Mas houve conciliação, há 20 anos atrás, um pouco, há 10 anos atrás e nenhuma há
5 anos na reeleição de Dilma Rousseff o presidencialismo de coalizão já não agradava aos
interesses de um lado e do outro. A política ficou cada vez mais deslegitimada, por políticos
que passaram a exibir na fronte um preço. As convicções pendiam para o lado que pagasse
mais, com poucas exceções. Destruíram a credibilidade do político, que com as sucessivas
mudanças de sigla ou de partidos, não empunhavam bandeiras de lutas que os legitimam e
os identificavam. Somente a esquerda ao final, mantinha suas posições ao lado das lutas
sociais.
Mesmo a esquerda, depois de derrotas ainda tenta se organizar e se adaptar ao
novo cenário político e ao novo eleitor mais descrente e de certa forma menos tentado à
conciliações. Violência/Autoritarismo x Conciliação/Democracia são faces de moedas que
conviveram nestes 200 anos da Independência, segundo Rafael de Souza em sua resenha
do livro “O Pêndulo da Democracia” de Leonardo Avritzer, constatou “...elementos
autocráticos e democráticos coexistem lado a lado na nossa institucionalidade…”(2)

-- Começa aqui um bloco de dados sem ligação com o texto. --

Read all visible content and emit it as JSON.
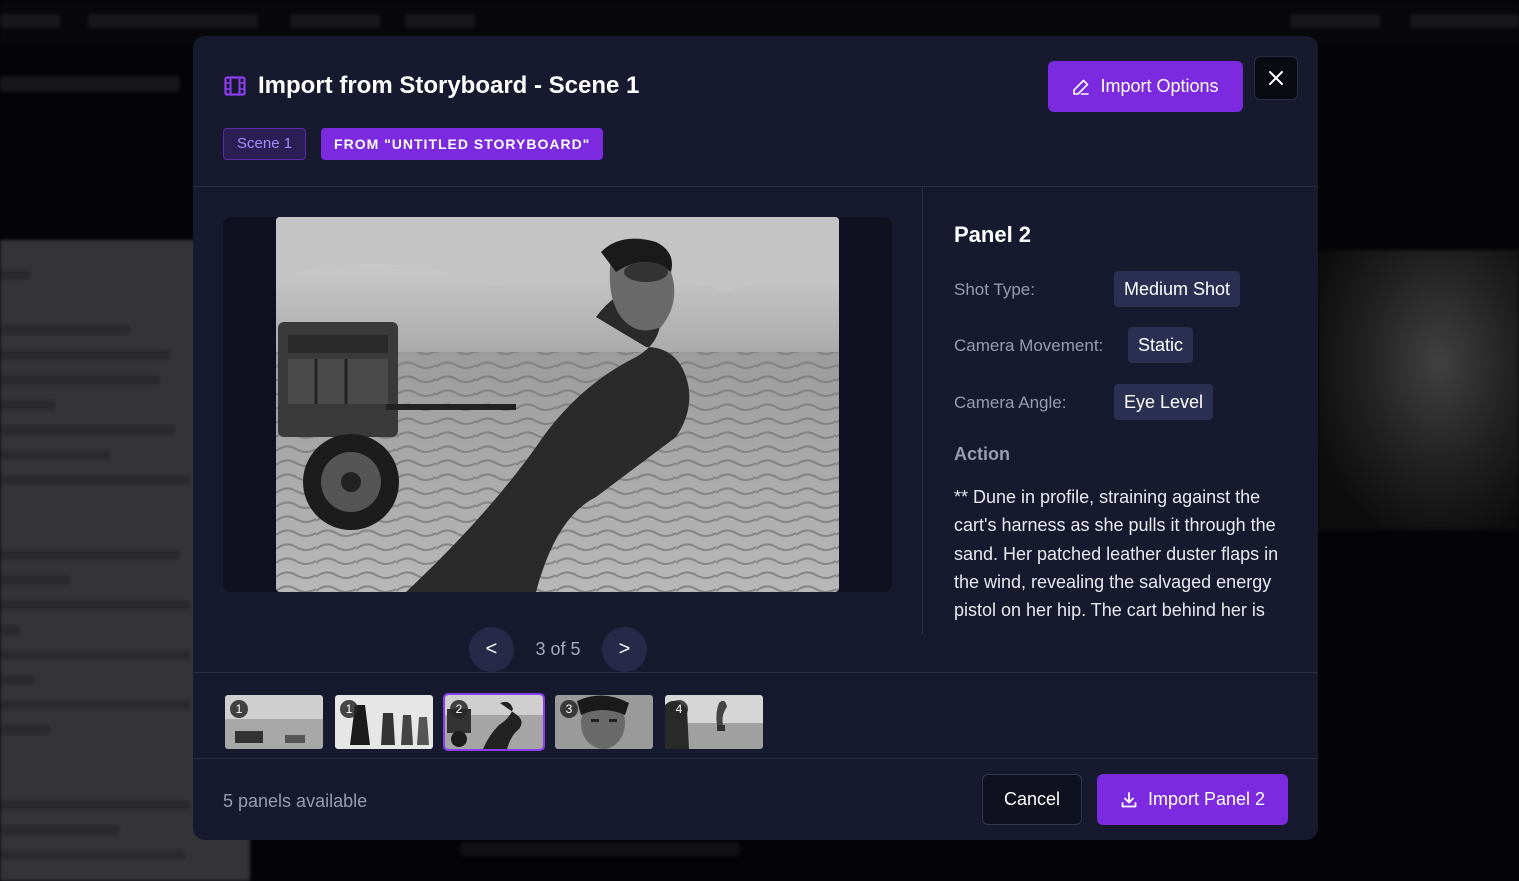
{
  "modal": {
    "title": "Import from Storyboard - Scene 1",
    "scene_badge": "Scene 1",
    "source_badge": "FROM \"UNTITLED STORYBOARD\"",
    "import_options_label": "Import Options",
    "icons": {
      "title": "film-icon",
      "import_options": "pencil-icon",
      "close": "close-icon",
      "import_panel": "download-icon"
    }
  },
  "preview": {
    "image_description": "Panel 2 storyboard image",
    "prev_label": "<",
    "next_label": ">",
    "counter": "3 of 5"
  },
  "details": {
    "panel_title": "Panel 2",
    "shot_type_label": "Shot Type:",
    "shot_type": "Medium Shot",
    "camera_movement_label": "Camera Movement:",
    "camera_movement": "Static",
    "camera_angle_label": "Camera Angle:",
    "camera_angle": "Eye Level",
    "action_heading": "Action",
    "action_text": "** Dune in profile, straining against the cart's harness as she pulls it through the sand. Her patched leather duster flaps in the wind, revealing the salvaged energy pistol on her hip. The cart behind her is"
  },
  "thumbnails": [
    {
      "number": "1",
      "active": false
    },
    {
      "number": "1",
      "active": false
    },
    {
      "number": "2",
      "active": true
    },
    {
      "number": "3",
      "active": false
    },
    {
      "number": "4",
      "active": false
    }
  ],
  "footer": {
    "status": "5 panels available",
    "cancel_label": "Cancel",
    "import_panel_label": "Import Panel 2"
  },
  "colors": {
    "accent": "#7c2ae0",
    "modal_bg": "#171a2e",
    "chip_bg": "#2b2f52"
  }
}
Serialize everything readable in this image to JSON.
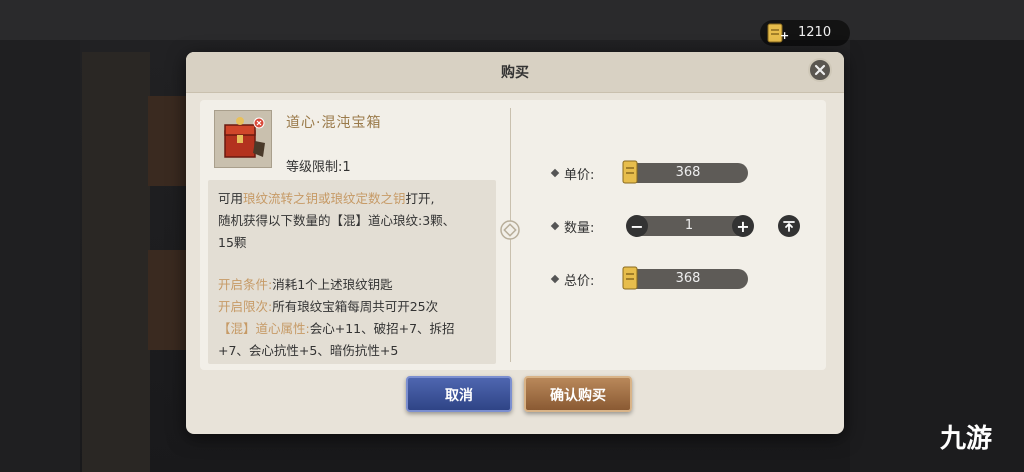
{
  "currency": {
    "amount": "1210",
    "plus": "+",
    "icon": "ticket-icon"
  },
  "dialog": {
    "title": "购买",
    "close_icon": "close-icon",
    "item": {
      "name": "道心·混沌宝箱",
      "level_limit": "等级限制:1",
      "icon": "treasure-chest-icon"
    },
    "description": {
      "line1_a": "可用",
      "line1_b": "琅纹流转之钥或琅纹定数之钥",
      "line1_c": "打开,",
      "line2": "随机获得以下数量的【混】道心琅纹:3颗、",
      "line3": "15颗",
      "condition_label": "开启条件:",
      "condition_value": "消耗1个上述琅纹钥匙",
      "limit_label": "开启限次:",
      "limit_value": "所有琅纹宝箱每周共可开25次",
      "attr_label": "【混】道心属性:",
      "attr_value": "会心+11、破招+7、拆招",
      "attr_line2": "+7、会心抗性+5、暗伤抗性+5"
    },
    "price": {
      "unit_label": "单价:",
      "unit_value": "368",
      "qty_label": "数量:",
      "qty_value": "1",
      "minus": "−",
      "plus": "+",
      "max_icon": "max-icon",
      "total_label": "总价:",
      "total_value": "368"
    },
    "buttons": {
      "cancel": "取消",
      "confirm": "确认购买"
    }
  },
  "watermark": "九游",
  "colors": {
    "highlight": "#c69a66",
    "cancel": "#3a4f99",
    "confirm": "#a06e43"
  }
}
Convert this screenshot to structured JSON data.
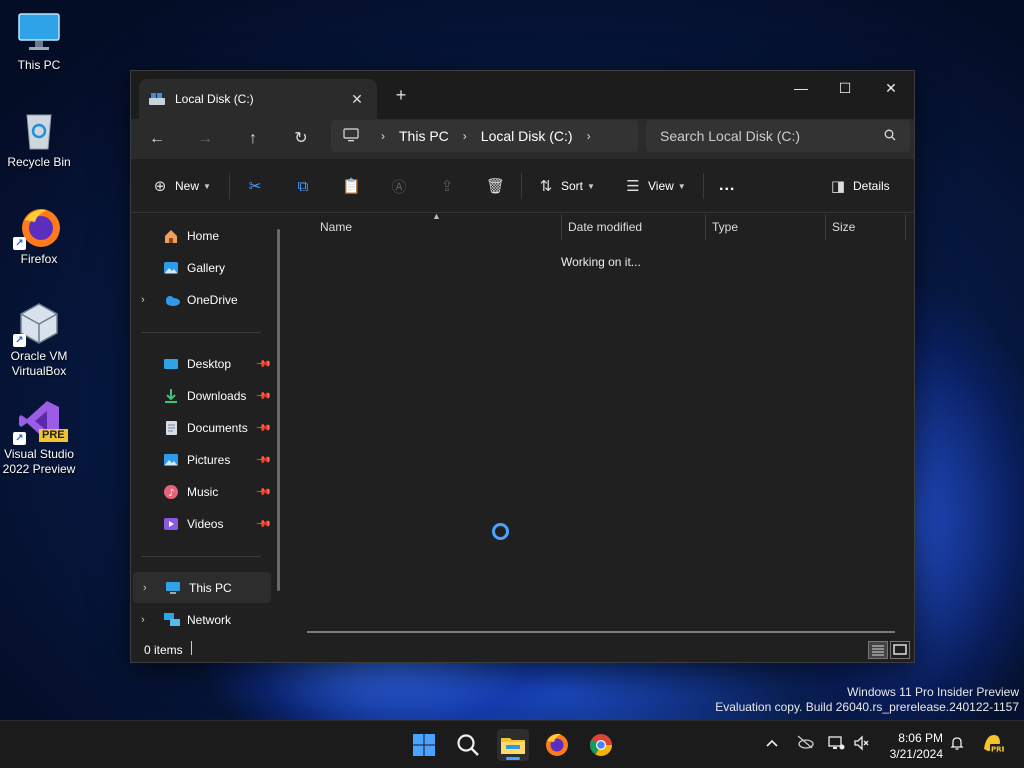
{
  "desktop": {
    "icons": [
      {
        "label": "This PC"
      },
      {
        "label": "Recycle Bin"
      },
      {
        "label": "Firefox"
      },
      {
        "label": "Oracle VM VirtualBox"
      },
      {
        "label": "Visual Studio 2022 Preview",
        "badge": "PRE"
      }
    ]
  },
  "explorer": {
    "tab_title": "Local Disk (C:)",
    "breadcrumb": [
      "This PC",
      "Local Disk (C:)"
    ],
    "search_placeholder": "Search Local Disk (C:)",
    "toolbar": {
      "new": "New",
      "sort": "Sort",
      "view": "View",
      "more": "...",
      "details": "Details"
    },
    "sidebar": {
      "home": "Home",
      "gallery": "Gallery",
      "onedrive": "OneDrive",
      "pinned": [
        "Desktop",
        "Downloads",
        "Documents",
        "Pictures",
        "Music",
        "Videos"
      ],
      "this_pc": "This PC",
      "network": "Network"
    },
    "columns": [
      "Name",
      "Date modified",
      "Type",
      "Size"
    ],
    "status_message": "Working on it...",
    "item_count": "0 items"
  },
  "watermark": {
    "line1": "Windows 11 Pro Insider Preview",
    "line2": "Evaluation copy. Build 26040.rs_prerelease.240122-1157"
  },
  "taskbar": {
    "time": "8:06 PM",
    "date": "3/21/2024",
    "colors": {
      "accent": "#4aa3ff",
      "folder": "#f4c430",
      "pre_badge": "#f4c430"
    }
  }
}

Na verdade, no início deste texto mostro a coexistência dessa situação
(Violência/Autoritarismo x Conciliação/Democracia) ao longo da história. Esses elementos
forjaram a história até os nossos dias, talvez com “nomes” diferentes dos que conhecemos,
mas em sua essência estão as desigualdades e a luta pela vida dos menos afortunados.
Porém, especificamente no Brasil, essa relação nunca foi de cordialidade. Trata-se de uma
luta de corpo a corpo sendo que um dos contendores tem arma na mão, sabe manejar e
usar sem pestanejar e o outro, desarmado, usa da ginga ancestral, do punho fechado que
reúne forças e da criatividade de quem engana a fome a vida inteira. Vamos levantar mais
uma vez!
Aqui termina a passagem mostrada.